Read on to learn more about our delivery drone survey, or jump to our infographic to learn how delivery drones work. 

Americans don’t want delivery drones recording on their property

When drone deliveries are in flight, they’ll likely be recording photos or video as they fly overhead. These regular camera images and infrared cameras, like the ones built into the Amazon delivery drones, allow the drone to get a view of its surroundings. But what happens if a drone flies onto your property and snaps pictures of you and your children playing in the backyard?


According to our survey, 88% of Americans don’t think a neighbor’s drone delivery should be able to capture footage on their property — yet the FAA currently doesn’t have any regulations in place to restrict these actions. Similarly, a 2017 Pew Research survey also found that 54% of the population thinks flying drones near homes shouldn’t be allowed.

Americans don’t want companies to gather data from delivery drones for marketing or advertising purposes

Some companies leading the drone delivery movement, such as Amazon, have already signaled that they’d like to use drone data for purposes beyond delivery.

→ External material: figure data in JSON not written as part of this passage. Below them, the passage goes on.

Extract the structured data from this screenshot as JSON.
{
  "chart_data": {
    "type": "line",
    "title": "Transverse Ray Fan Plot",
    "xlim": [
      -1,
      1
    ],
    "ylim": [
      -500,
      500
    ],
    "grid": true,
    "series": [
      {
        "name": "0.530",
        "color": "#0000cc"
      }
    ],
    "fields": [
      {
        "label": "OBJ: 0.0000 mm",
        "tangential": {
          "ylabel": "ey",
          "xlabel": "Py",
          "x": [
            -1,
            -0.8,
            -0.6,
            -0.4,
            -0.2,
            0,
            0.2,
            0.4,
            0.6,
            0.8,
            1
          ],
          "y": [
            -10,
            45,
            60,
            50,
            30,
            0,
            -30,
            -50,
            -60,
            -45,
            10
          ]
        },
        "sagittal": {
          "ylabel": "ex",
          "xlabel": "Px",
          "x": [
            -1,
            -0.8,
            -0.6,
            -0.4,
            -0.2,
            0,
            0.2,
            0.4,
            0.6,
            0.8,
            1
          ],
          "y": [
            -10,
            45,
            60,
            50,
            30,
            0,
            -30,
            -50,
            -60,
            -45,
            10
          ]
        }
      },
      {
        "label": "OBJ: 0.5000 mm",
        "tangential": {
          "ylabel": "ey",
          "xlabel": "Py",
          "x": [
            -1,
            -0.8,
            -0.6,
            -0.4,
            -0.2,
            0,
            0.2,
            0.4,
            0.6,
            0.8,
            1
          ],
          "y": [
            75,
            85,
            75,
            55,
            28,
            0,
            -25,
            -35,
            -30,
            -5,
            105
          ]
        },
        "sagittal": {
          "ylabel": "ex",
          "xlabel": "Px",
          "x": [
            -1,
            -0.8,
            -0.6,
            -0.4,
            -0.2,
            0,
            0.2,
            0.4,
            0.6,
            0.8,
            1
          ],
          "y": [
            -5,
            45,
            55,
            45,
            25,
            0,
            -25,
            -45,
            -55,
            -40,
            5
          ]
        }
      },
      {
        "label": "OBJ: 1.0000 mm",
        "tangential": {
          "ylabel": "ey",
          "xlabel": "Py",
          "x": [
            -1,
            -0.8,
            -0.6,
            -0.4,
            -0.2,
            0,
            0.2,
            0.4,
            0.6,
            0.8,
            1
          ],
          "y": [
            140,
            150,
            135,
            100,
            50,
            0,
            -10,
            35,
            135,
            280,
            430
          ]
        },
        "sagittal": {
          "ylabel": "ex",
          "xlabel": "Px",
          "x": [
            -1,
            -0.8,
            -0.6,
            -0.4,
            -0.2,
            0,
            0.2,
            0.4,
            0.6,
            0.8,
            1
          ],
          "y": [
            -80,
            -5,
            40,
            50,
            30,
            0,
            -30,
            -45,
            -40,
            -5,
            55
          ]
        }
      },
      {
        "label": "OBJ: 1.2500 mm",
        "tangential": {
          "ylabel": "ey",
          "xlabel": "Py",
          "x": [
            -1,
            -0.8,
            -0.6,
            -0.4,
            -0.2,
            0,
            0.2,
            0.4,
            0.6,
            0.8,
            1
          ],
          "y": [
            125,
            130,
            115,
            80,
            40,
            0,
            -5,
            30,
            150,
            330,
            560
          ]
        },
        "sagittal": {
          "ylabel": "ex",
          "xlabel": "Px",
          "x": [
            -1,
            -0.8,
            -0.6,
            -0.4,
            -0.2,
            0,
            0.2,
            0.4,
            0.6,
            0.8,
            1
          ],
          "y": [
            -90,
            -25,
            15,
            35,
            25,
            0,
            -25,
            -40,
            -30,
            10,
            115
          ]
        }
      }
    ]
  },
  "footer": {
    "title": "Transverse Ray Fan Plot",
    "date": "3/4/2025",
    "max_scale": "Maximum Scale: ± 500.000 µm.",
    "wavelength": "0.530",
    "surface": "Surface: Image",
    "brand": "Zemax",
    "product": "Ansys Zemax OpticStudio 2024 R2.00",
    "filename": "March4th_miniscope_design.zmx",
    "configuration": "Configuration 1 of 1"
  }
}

Amazon has a patent from the U.S. Patent and Trademark Office for a new patent called “Trigger agents in video streams for drones” that would use data collected from drone delivery to make future purchase recommendations.

Yet 83% of Americans don’t think companies should be able to use the data collected from drones to inform marketing or advertising.


Amazon’s patent would allow Prime Air drones to capture “trigger agents” in video streams through data grabbing sensors. The drone would scan, capture, and process data about a home to recommend products and services you may need. The idea is that if a drone flying overhead saw your property had paint chipping off the walls or a dead lawn, you could be served online ads for exterior paint or fertilizer. 

While Amazon spokespeople have reassured the public that this would be an opt-in service only, the topic of whether companies should be able to record this footage from the sky in the first place remains up for debate. 

Delivery drones won’t need permission to use airspace over homeowners’ property

If you think you own the airspace above your head, think again. While common law once held that landowners’ rights went “all the way to Heaven or Hell,” that view has since changed in every U.S. state outside of Montana.

This “gray area” between where private property ends and public air space begins will become central in the delivery drone debate as they begin to take mass commercial flight. The result will likely be a combination of FAA regulations and state laws. For now, messing with a drone — even if it’s flying over your property — is considered a federal crime, as drones are dubbed “aircraft” under U.S. law.

So where do delivery drones stand today? Wing Aviation, a company owned by Google’s parent company Alphabet, is already test piloting with limited deliveries in a small Virginia town. UPS has been awarded the first commercial drone service, although it’s limited to medical supplies in rural areas. Amazon hopes to launch its Prime Air delivery service in the next few months, but will likely find a big competitor in major retailers like Walmart, which can use its network of stores to make quick deliveries.

To find out more about how drone deliveries take flight, check out our infographic below.


While there may not be a delivery drone buzzing around your neighborhood just yet, expect to see these devices fly out in the near future. As a homeowner, it’s important to be aware of new technology and both the benefits and risks associated with it.

Make sure to keep your home insurance policy updated to keep you and your family covered in the event of a security breach or other emergency. You can also keep up to date with your local laws and stay active in your HOA or neighborhood association so you can be involved in decisions that impact your home.


This study was conducted for The Zebra using Google Surveys. The sample consisted of no fewer than 1,500 completed responses per question. Post-stratification weighting has been applied to ensure an accurate and reliable representation of the total population. This survey was conducted in February 2020.